I am refering to this course on sampling https://www.youtube.com/watch?v=TNZk8lo4e-Q. At around minute 6, the lecturer shows on the slide the posterior probability factored as:
$$p(\Theta |X,Y)=\frac{p(Y|X,\Theta)p(\Theta)}{Z}$$ where Z is the normalizing constant.
According to the product rule, the numerator should be
$$p(\Theta )p(X|\Theta )p(Y|X,\Theta )$$
What is the reason for dropping $p(X|\Theta )$? Thanks alot for your help!

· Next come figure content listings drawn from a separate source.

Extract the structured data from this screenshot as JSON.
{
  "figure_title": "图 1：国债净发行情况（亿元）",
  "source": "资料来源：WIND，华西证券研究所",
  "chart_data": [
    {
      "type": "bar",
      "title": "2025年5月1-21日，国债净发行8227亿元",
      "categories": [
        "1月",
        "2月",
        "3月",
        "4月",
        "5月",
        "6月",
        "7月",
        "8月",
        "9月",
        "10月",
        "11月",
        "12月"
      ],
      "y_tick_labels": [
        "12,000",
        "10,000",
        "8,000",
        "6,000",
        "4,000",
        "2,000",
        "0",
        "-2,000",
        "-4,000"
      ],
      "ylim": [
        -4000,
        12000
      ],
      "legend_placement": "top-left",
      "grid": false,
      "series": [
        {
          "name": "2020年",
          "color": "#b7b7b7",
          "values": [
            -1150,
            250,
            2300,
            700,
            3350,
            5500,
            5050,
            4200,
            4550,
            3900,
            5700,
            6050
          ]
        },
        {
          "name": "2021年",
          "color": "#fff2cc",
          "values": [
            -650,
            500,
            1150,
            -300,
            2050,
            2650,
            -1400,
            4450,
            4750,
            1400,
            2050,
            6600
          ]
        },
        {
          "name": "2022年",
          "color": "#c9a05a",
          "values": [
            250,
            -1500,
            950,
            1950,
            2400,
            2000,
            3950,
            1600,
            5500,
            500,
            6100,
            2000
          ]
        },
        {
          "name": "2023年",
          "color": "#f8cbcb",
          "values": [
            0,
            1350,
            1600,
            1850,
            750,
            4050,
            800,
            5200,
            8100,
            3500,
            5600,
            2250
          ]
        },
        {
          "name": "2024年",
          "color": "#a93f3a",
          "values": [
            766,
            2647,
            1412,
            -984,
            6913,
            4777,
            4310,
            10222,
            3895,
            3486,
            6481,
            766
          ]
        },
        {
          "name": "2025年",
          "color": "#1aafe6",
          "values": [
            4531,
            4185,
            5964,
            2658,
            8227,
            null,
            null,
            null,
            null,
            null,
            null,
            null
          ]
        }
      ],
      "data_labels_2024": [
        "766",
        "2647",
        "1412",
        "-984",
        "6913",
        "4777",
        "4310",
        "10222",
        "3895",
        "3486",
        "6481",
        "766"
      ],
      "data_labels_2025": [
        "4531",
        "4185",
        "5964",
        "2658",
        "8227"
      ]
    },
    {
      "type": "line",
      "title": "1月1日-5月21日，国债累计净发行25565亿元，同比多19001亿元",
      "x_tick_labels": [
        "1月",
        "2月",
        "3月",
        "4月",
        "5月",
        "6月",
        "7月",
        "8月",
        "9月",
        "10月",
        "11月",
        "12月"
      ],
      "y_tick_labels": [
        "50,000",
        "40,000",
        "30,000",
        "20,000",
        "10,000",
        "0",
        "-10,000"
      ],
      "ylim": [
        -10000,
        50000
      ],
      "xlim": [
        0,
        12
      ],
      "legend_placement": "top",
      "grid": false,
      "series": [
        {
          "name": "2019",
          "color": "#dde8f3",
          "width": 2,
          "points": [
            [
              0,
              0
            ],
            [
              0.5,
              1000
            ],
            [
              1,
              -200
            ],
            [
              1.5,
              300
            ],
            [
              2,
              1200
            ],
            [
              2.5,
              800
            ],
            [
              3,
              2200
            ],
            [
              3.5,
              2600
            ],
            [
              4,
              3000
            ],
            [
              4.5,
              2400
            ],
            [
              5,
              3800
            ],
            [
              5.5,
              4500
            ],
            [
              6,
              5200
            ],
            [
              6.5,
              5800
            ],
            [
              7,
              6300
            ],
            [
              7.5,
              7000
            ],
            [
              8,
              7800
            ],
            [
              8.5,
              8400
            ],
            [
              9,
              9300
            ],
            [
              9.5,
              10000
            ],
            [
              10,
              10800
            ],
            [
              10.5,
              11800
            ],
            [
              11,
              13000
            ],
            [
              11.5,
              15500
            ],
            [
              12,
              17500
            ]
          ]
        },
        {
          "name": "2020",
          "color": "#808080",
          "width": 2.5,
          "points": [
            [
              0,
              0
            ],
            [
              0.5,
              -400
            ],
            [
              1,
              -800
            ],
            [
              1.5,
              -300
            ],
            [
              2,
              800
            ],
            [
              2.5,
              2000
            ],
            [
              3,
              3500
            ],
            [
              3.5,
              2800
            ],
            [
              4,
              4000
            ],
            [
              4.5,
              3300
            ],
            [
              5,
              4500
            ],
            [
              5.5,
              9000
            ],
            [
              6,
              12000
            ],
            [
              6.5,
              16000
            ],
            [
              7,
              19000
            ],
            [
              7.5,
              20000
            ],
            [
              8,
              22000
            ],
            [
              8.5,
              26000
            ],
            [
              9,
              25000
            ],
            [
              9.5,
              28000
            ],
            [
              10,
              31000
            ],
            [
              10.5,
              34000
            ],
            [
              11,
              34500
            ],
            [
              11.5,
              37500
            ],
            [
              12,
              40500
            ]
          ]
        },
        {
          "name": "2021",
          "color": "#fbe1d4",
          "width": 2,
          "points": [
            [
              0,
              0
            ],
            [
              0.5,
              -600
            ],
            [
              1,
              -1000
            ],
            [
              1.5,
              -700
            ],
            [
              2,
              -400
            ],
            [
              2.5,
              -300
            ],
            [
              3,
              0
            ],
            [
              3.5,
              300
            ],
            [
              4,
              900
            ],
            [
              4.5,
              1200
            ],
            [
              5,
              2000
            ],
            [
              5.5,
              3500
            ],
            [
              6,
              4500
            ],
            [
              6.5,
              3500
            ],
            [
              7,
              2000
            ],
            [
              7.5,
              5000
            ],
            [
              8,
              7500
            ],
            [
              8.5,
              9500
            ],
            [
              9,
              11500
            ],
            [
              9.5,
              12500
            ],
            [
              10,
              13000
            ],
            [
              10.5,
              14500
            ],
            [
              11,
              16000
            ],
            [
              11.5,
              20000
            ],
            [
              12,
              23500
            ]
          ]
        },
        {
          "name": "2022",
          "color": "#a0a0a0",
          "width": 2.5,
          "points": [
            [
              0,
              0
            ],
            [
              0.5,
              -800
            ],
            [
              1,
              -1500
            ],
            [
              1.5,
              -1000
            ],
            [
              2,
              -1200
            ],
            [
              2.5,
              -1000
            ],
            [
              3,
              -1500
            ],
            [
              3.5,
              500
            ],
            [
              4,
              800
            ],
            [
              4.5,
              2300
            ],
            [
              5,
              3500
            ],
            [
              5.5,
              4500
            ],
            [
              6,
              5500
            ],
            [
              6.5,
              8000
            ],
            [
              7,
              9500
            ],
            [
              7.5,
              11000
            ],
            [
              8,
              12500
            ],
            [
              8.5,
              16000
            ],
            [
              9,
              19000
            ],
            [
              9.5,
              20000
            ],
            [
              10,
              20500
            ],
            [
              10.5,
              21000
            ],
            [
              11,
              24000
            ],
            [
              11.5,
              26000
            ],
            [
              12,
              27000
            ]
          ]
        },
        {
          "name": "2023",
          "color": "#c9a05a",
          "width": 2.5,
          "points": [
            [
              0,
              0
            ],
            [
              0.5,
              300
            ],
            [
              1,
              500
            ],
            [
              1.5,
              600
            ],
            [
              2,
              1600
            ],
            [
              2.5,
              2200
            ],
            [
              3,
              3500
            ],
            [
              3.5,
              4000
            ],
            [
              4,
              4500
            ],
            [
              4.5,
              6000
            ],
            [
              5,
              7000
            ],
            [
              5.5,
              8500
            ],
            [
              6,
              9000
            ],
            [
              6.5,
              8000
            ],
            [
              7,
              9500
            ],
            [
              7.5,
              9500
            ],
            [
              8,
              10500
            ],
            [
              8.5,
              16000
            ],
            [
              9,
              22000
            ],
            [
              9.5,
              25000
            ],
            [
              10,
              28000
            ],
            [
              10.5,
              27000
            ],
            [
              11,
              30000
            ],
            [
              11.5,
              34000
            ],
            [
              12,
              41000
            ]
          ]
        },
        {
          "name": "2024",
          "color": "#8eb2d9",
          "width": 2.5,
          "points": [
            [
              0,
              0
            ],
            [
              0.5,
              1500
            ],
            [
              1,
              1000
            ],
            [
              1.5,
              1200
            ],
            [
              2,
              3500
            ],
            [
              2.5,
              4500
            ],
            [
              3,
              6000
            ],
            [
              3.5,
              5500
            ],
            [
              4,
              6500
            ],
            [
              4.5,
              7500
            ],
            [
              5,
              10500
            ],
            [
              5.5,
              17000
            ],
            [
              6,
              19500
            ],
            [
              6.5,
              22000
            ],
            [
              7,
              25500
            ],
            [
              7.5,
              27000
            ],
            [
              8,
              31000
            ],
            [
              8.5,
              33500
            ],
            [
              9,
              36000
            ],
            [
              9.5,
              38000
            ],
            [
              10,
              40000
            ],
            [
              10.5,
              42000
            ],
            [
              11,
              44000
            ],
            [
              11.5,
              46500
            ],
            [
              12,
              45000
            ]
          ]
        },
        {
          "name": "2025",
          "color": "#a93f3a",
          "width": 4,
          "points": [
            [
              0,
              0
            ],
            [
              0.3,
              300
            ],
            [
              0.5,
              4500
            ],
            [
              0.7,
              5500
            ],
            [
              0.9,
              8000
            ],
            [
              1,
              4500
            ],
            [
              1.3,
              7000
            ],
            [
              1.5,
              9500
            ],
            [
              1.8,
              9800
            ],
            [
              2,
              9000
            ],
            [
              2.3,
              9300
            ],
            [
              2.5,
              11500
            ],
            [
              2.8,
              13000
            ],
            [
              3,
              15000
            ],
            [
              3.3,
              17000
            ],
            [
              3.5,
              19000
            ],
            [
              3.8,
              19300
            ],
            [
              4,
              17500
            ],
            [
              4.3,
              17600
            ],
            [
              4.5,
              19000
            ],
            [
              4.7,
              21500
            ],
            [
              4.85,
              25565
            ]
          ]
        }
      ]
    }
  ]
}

You can't be too mathematical with machine learning, but this is one way to think about it equationally:
$$\begin{split}p(\Theta|X,Y)&=\frac{p(\Theta,Y|X)}{p(Y|X)}\\ &=\frac{p(Y|\Theta,X)p(\Theta|X)}{\int p(Y|\Theta,X)p(\Theta|X)d\Theta}\\ &=\frac{p(Y|\Theta,X)p(\Theta)}{\int p(Y|\Theta,X)p(\Theta)d\Theta}\end{split}$$
where the last equation follows from the prior distribution of $\Theta$ does not depend on the input values X. X are the givens (predictors).